If I have a drawing showing twenty angles of different lengths, all with the same hole pattern at the end, tabulation shows the fabricator an opportunity to work more efficiently. Again, it is a good policy. If the hole patterns at the end are different for each angle, tabulation creates an unreadable mess.

Critter.gif
JHG
 
I respectfully disagree. I avoid tabulation whenever possible, but feel mirrored items are a special case, and as such are accepted by the major aerospace companies.

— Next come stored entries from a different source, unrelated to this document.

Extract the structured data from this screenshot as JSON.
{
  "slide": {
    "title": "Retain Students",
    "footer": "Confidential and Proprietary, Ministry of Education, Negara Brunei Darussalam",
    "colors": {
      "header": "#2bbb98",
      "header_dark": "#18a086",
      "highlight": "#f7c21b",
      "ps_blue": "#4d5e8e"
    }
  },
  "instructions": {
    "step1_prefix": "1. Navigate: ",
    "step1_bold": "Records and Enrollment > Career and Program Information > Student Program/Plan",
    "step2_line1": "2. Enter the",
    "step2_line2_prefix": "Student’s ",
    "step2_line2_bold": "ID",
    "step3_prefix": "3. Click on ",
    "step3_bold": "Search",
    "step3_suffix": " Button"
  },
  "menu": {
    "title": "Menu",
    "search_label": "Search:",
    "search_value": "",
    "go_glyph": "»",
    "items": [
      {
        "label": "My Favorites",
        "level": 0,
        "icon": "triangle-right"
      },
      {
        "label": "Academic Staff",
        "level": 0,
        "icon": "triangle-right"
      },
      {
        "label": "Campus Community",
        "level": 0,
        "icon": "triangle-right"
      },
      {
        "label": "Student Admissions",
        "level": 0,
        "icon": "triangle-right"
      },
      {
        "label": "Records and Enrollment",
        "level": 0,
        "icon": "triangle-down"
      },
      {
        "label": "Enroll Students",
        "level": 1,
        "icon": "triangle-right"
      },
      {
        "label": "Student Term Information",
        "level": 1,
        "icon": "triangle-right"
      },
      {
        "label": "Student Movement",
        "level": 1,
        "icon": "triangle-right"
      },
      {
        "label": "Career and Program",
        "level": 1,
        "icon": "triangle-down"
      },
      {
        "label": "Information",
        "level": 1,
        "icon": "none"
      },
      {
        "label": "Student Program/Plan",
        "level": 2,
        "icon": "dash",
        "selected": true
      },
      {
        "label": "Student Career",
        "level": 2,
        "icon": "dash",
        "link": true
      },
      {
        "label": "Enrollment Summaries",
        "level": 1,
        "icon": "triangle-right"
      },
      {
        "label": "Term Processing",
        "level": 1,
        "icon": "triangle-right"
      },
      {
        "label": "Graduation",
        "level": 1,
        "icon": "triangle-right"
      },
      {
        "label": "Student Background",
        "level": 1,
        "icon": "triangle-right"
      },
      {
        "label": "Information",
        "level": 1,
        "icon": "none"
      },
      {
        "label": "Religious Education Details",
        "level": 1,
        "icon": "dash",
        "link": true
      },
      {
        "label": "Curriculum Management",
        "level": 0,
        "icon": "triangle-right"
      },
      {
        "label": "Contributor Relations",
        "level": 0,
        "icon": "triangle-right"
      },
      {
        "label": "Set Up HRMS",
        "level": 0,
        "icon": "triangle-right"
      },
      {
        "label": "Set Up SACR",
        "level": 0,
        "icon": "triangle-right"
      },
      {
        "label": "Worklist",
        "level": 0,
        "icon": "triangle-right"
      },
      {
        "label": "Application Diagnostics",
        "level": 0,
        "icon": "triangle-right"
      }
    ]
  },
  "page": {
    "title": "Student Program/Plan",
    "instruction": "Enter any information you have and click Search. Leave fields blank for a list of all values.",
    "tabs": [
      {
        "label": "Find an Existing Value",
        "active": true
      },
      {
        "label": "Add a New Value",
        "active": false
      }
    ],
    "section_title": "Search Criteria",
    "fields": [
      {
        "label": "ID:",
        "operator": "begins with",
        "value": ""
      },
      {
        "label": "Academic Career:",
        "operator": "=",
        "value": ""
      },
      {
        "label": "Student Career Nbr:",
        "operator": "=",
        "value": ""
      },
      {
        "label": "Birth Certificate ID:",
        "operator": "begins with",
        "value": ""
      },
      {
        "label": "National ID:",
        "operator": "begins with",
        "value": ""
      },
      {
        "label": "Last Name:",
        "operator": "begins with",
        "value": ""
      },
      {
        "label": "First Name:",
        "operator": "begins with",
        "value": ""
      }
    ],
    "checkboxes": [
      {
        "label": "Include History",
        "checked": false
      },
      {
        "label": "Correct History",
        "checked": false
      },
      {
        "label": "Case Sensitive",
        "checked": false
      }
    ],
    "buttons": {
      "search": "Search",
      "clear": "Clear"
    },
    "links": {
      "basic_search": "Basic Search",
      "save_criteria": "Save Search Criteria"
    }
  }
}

Technically, the glass is always full.
 
A little more clarification -
Tabulated parts do not always have changes to one which affect every other item tabulated (thus some of the documentation problems), as is the case with mirrored items. If the LH changes then by definition the RH changes. This can simplify design documentation significantly where it is taken advantage of.
It is not the same as tabulated parts.

Technically, the glass is always full.
 
We use mirrored parts very successfully, because we INSIST that the mirror is ALWAYS the same except for the mirror aspect. We run code within our BOM software to confirm that the mass of mirror and non agree within .01%. If you make mirror and non mirror identical in ALL respects, except "hand" it is no problem.

I feel that there are no blanket, totally hard and fast ways to do things, but make sure that what you are doing actually works. Many fancy systems are set up without much thought about what can (and therefore will) go wrong. If you agree not to do things in SW that are error prone, and if you think everything through, you can decide how your group will do things. This must lead to setting policy, and enforcing it. If someone has a bright idea, then you look at it and decide whether is will actually work, and won't scuttle other things you already have in place.

At our company we are very creative in SW, we heavily use macros and code to speed up mundane tasks, our file structure is very refined, and we can open assemblies with 1000's of parts, years later without any errors. That said, our system is not perfect, and would not neccessarily be agood fit for others. It is stable, and reliable. We do not use PDM, we generate all our BOM's directly from the model in realtime, and we can do that because we have reasonable rules, and we enforce them.